A new book by Dean R. Hoge and Jacqueline E. Wenger probes a painful topic that touches many American congregations. Pastors in Transition: Why Clergy Leave Local Church Ministry (Eerdmans, 2005) seeks to shed some light on a situation that has concerned congregational leaders and members, as well as denominational officers and seminary faculties, for quite some time.

The book does not give us definitive “macro” findings. There still are no solid numbers on just how many clergy exit ministry prematurely, but Hoge and Wenger cite a few earlier surveys to give us glimpses of the size of the problem. For example, Barbara Brown Zikmund’s 1998 study of clergy women found that only 67 percent of 5,000 clergy (male and female) from 15 Protestant denominations remained in local congregational ministry by the time they reached the 45 to 50 age bracket. An Evangelical Lutheran Church in America (ELCA) study found that 15 percent of its 1988 ordinands resigned or were removed from ministry within 13 years. Clearly there are reasons for concern.

To unearth the factors that pull or push ministers out of congregational ministry, Hoge and Wenger surveyed and interviewed a random sample of what they term “parish leavers” from five very different Protestant denominations: the United Methodist Church (UMC); the Presbyterian Church, USA; the ELCA; the Lutheran Church-Missouri Synod; and the Assemblies of God. A primary finding is that there are two main reasons why clergy become “parish leavers”: preference for a specialized ministry and conflict. Another is that there are four main intervention points where a real impact can be made on the situation: the recruitment, seminary training, and evaluation processes that certify candidates as qualified for congregational ministry; the placement process that matches graduates and congregations; the ongoing support system for clergy (or lack thereof); and the provision of targeted help when clergy find themselves in trouble.

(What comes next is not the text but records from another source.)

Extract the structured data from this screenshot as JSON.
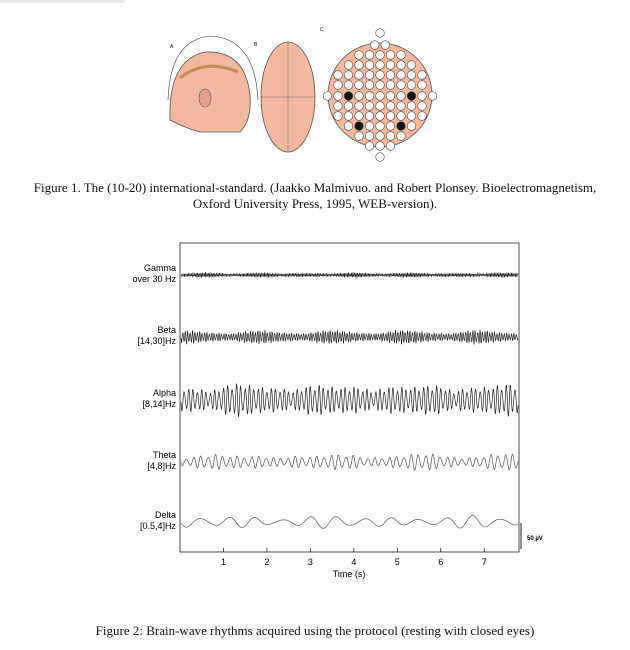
{
  "figure1": {
    "panel_labels": [
      "A",
      "B",
      "C"
    ],
    "caption": "Figure 1. The (10-20) international-standard. (Jaakko Malmivuo. and Robert Plonsey. Bioelectromagnetism, Oxford University Press, 1995, WEB-version)."
  },
  "figure2": {
    "bands": [
      {
        "name": "Gamma",
        "range": "over 30 Hz"
      },
      {
        "name": "Beta",
        "range": "[14,30]Hz"
      },
      {
        "name": "Alpha",
        "range": "[8,14]Hz"
      },
      {
        "name": "Theta",
        "range": "[4,8]Hz"
      },
      {
        "name": "Delta",
        "range": "[0.5,4]Hz"
      }
    ],
    "xlabel": "Time (s)",
    "xlim": [
      0,
      7.8
    ],
    "xticks": [
      1,
      2,
      3,
      4,
      5,
      6,
      7
    ],
    "scale_bar": "50 µV",
    "caption": "Figure 2: Brain-wave rhythms acquired using the protocol (resting with closed eyes)"
  }
}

These findings point to the areas where real change must occur if the situation is to improve. These matters require serious conversation and new plans of action by local congregations, denominations, and seminaries. However, instead of rushing immediately to proposing solutions to this large leadership problem, I want to lift up what may be the most important information in Pastors in Transition. Behind the trend lines, the statistics, and the conclusions of the authors’ research are the lives of real people. We dare not forget that this is about individuals who felt a call, prepared for ministry, and then took a spot on the front lines of congregational ministry. Hoge and Wenger will not let us do that, since their book is loaded with stories told by these “parish leavers.”

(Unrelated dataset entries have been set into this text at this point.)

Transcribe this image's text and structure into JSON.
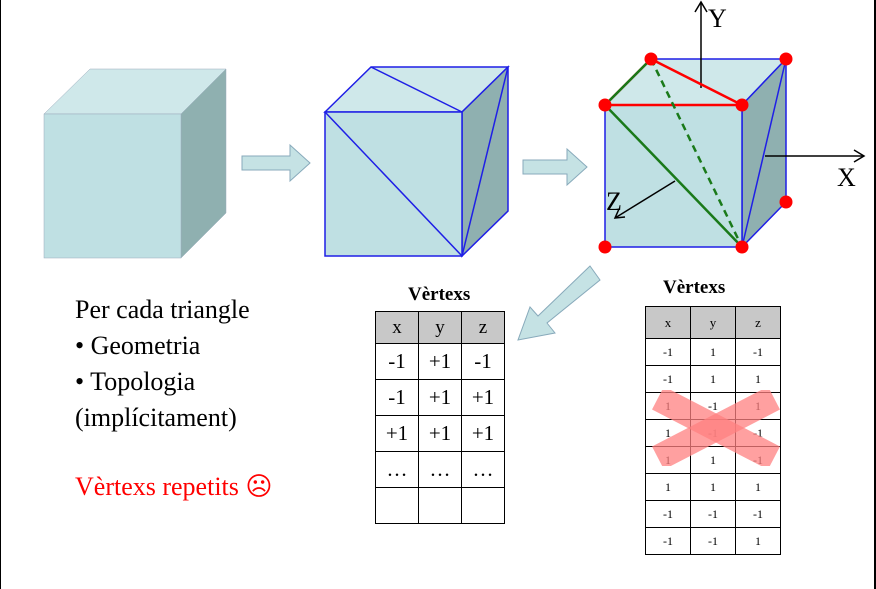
{
  "axes": {
    "y": "Y",
    "x": "X",
    "z": "Z"
  },
  "left_text": {
    "lines": [
      "Per cada triangle",
      "• Geometria",
      "• Topologia",
      "(implícitament)"
    ],
    "repeated": "Vèrtexs repetits ☹"
  },
  "table_indexed": {
    "title": "Vèrtexs",
    "headers": [
      "x",
      "y",
      "z"
    ],
    "rows": [
      [
        "-1",
        "+1",
        "-1"
      ],
      [
        "-1",
        "+1",
        "+1"
      ],
      [
        "+1",
        "+1",
        "+1"
      ],
      [
        "…",
        "…",
        "…"
      ],
      [
        "",
        "",
        ""
      ]
    ]
  },
  "table_repeated": {
    "title": "Vèrtexs",
    "headers": [
      "x",
      "y",
      "z"
    ],
    "rows": [
      [
        "-1",
        "1",
        "-1"
      ],
      [
        "-1",
        "1",
        "1"
      ],
      [
        "1",
        "-1",
        "1"
      ],
      [
        "1",
        "-1",
        "-1"
      ],
      [
        "1",
        "1",
        "-1"
      ],
      [
        "1",
        "1",
        "1"
      ],
      [
        "-1",
        "-1",
        "-1"
      ],
      [
        "-1",
        "-1",
        "1"
      ]
    ]
  },
  "colors": {
    "cube_front": "#bfe0e3",
    "cube_top": "#cfe8ea",
    "cube_side": "#8fb0b0",
    "wire": "#1f1fe6",
    "vertex": "#ff0000",
    "green_edge": "#1a7a1a",
    "arrow_fill": "#c5e2e4",
    "cross": "#ff9a9a"
  }
}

For example, a UMC pastor identified as “Phil” told a story of 17 years of congregational ministry in tiny churches and his difficulties working with his district superintendent and bishop. Still at minimum salary, he learned that because he was part of a clergy couple he was hard to place. Assigned to “a strange little church” that he discovered to be ingrown and bigoted, he put in two years and actually helped the congregation grow a bit. Then one member started spreading rumors accusing the minister of sleeping around and invading church funds. The district superintendent tried to move Phil again, but the bishop vetoed several promising possibilities and appointed him to a congregation that would require a two-hour commute and a 20 percent pay cut. Phil resigned and began a new life as a computer technician. But not without giving voice to his pain and sense of betrayal:

And just before we left, the district superintendent told me, “I was sorry you got this church. I know how mean they are. I wish I could have done better for you.” They had crucified my predecessor. You know, some animals, once they get the taste for human blood, that’s all they need.

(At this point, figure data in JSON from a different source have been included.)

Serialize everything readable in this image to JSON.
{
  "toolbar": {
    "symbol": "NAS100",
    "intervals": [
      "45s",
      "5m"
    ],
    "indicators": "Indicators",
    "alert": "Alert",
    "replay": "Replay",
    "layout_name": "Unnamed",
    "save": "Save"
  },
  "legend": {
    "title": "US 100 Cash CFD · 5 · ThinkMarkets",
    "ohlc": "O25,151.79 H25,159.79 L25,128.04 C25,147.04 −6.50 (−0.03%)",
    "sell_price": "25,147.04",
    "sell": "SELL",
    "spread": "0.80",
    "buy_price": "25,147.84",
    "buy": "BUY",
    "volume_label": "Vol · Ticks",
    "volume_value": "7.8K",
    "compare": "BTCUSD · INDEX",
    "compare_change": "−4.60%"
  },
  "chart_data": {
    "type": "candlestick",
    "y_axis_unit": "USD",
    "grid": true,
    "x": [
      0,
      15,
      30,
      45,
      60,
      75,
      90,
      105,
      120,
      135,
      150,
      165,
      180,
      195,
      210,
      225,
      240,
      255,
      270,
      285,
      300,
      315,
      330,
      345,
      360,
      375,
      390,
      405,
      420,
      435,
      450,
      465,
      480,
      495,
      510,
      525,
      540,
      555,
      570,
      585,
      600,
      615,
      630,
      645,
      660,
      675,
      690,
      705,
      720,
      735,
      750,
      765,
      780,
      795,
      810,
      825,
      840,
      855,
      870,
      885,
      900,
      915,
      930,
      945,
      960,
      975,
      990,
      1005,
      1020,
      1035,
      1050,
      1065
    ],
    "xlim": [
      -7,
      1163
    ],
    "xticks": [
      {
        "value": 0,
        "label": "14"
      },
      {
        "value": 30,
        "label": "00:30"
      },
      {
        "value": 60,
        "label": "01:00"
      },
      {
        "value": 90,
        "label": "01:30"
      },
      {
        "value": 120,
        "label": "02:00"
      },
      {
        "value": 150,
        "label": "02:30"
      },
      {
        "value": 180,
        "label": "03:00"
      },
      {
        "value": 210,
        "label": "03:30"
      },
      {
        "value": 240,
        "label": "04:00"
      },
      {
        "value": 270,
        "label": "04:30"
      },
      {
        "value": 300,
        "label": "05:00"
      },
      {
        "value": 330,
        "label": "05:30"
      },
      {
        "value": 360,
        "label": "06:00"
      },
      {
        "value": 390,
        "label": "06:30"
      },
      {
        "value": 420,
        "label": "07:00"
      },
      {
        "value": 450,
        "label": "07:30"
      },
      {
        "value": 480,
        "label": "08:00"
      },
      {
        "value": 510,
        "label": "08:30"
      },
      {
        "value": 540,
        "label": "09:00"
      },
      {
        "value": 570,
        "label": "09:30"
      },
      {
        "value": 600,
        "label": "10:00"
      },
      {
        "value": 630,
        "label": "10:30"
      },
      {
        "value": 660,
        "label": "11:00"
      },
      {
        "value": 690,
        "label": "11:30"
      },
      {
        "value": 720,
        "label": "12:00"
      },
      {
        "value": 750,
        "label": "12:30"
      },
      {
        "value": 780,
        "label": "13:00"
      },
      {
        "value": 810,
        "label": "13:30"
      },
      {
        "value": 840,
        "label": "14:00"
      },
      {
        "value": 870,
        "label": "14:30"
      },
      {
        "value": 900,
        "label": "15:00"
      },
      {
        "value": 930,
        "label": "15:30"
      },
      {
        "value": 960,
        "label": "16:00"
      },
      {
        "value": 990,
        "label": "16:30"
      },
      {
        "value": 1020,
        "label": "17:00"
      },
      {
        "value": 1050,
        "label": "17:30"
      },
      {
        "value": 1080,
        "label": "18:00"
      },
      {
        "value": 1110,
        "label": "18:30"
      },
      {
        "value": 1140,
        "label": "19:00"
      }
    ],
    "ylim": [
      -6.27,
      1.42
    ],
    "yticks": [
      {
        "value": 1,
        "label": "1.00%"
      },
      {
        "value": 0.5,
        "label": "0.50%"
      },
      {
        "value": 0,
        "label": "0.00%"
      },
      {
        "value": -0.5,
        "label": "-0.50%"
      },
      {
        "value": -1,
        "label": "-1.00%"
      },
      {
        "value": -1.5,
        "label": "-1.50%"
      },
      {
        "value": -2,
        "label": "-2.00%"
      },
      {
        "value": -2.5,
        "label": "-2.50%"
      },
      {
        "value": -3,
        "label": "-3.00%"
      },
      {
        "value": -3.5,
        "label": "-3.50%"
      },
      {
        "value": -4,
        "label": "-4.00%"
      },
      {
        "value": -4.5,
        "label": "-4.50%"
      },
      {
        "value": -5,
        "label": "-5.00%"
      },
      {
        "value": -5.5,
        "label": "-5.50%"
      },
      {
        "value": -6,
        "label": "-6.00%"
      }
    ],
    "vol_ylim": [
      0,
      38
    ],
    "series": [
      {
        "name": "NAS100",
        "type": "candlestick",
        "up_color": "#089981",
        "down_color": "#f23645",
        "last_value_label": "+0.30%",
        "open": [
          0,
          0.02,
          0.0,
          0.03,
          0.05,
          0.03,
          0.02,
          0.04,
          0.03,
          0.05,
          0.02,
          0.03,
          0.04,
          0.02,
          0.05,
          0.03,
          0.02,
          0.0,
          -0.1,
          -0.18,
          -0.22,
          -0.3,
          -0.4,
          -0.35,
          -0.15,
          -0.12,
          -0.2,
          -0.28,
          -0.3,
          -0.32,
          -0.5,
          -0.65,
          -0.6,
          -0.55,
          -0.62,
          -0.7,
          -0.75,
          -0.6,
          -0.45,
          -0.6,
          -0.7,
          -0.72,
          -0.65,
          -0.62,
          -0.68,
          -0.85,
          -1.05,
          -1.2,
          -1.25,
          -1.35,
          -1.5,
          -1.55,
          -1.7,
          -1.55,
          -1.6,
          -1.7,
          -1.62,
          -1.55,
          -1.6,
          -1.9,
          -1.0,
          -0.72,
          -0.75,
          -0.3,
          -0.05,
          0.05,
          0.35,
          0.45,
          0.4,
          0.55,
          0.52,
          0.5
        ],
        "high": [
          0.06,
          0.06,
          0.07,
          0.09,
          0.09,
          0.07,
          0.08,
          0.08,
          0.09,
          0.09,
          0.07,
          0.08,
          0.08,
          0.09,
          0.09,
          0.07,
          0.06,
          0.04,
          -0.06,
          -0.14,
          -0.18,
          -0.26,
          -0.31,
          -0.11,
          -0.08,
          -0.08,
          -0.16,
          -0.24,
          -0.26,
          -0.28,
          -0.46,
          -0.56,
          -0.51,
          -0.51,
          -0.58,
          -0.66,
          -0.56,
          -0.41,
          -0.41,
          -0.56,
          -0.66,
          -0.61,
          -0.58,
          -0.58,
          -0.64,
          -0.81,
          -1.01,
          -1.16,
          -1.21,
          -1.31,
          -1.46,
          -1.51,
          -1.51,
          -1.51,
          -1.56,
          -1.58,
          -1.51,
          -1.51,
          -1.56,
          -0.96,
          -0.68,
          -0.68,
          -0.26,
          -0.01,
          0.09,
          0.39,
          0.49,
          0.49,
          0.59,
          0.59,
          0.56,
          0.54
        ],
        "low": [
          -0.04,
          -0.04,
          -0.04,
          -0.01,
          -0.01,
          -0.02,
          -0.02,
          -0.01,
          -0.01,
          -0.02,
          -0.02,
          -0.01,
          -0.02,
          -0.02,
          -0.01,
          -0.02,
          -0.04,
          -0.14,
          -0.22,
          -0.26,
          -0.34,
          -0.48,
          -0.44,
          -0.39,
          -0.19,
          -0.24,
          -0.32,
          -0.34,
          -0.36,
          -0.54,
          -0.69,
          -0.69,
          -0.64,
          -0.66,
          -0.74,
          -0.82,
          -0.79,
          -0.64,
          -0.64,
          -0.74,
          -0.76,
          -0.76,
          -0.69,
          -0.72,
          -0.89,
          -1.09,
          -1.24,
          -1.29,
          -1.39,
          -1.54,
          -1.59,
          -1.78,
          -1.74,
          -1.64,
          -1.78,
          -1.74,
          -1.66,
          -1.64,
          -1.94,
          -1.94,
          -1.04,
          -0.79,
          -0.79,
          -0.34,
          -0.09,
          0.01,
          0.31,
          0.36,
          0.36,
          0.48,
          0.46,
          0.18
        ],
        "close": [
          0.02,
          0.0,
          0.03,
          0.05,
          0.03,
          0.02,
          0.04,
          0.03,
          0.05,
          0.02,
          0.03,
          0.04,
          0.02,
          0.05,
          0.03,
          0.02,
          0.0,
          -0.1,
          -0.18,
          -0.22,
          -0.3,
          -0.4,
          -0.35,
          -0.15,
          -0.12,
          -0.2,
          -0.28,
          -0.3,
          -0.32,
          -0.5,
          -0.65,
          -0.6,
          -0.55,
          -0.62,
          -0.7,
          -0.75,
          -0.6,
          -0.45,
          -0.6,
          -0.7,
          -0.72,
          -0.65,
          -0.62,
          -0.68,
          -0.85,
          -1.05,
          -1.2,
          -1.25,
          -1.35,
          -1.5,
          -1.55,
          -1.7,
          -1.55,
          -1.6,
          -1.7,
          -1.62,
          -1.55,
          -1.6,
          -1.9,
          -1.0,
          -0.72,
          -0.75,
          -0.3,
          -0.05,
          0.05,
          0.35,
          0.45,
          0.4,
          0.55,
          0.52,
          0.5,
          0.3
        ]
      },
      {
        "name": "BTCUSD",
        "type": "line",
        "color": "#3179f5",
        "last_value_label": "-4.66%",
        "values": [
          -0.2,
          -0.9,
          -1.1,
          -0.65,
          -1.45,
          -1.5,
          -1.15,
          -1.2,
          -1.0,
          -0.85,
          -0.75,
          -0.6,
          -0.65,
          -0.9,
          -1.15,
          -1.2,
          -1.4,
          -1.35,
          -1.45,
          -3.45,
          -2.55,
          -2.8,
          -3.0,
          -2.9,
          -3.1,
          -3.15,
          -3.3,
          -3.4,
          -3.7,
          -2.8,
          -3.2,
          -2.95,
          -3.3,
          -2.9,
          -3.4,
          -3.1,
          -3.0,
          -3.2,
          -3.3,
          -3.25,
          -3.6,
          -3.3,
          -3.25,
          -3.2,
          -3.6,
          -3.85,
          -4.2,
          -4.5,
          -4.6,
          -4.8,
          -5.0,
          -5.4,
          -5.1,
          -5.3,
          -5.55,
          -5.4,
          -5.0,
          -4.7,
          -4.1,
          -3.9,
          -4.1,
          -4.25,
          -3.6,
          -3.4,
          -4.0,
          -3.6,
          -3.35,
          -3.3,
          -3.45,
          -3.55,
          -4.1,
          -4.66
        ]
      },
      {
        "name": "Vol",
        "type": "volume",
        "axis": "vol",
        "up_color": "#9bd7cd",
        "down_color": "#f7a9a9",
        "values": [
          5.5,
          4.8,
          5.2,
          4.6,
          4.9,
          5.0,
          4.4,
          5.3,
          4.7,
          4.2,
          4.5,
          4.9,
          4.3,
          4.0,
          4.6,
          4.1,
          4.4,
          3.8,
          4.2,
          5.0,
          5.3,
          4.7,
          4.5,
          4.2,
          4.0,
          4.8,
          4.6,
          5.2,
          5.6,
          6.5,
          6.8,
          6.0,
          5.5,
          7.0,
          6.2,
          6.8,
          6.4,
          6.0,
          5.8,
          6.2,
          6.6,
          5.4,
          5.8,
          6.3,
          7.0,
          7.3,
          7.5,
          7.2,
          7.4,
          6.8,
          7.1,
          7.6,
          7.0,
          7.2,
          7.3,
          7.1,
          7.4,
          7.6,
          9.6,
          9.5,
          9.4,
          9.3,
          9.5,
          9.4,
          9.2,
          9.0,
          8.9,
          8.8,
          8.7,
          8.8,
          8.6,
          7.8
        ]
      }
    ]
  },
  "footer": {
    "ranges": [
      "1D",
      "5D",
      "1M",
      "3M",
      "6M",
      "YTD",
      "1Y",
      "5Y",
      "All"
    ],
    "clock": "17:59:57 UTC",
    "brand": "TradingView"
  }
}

As I read the individual stories of these clergy, I felt that these stories of leaving must be reckoned with. They need to be heard, and deep questions need to be asked about what led to these narratives. I also kept reminding myself that there are other stories that pastors are telling, stories full of the grace notes and surprise of pastoral ministry—and we need more of them. Sadly, neither kind of story is being told often enough. Our clergy are not given the opportunities to tell their real pastoral stories—both the epiphanies and the tragedies. Many congregations do not know their pastors’ stories. In fact, congregations frequently are not safe places where the real drama of pastoral ministry can be encountered. The result, all too often, is silence. Stories go untold. Opportunities to become a community of faith are missed. The real power of the ministry remains invisible, inarticulate, and unperceived by clergy, the congregation, and denominational officials alike. The consequences of both kinds of untold stories are loneliness and breakdown. We must break the silence.

Rev. Dr. James P. Wind is the president of the Alban Institute.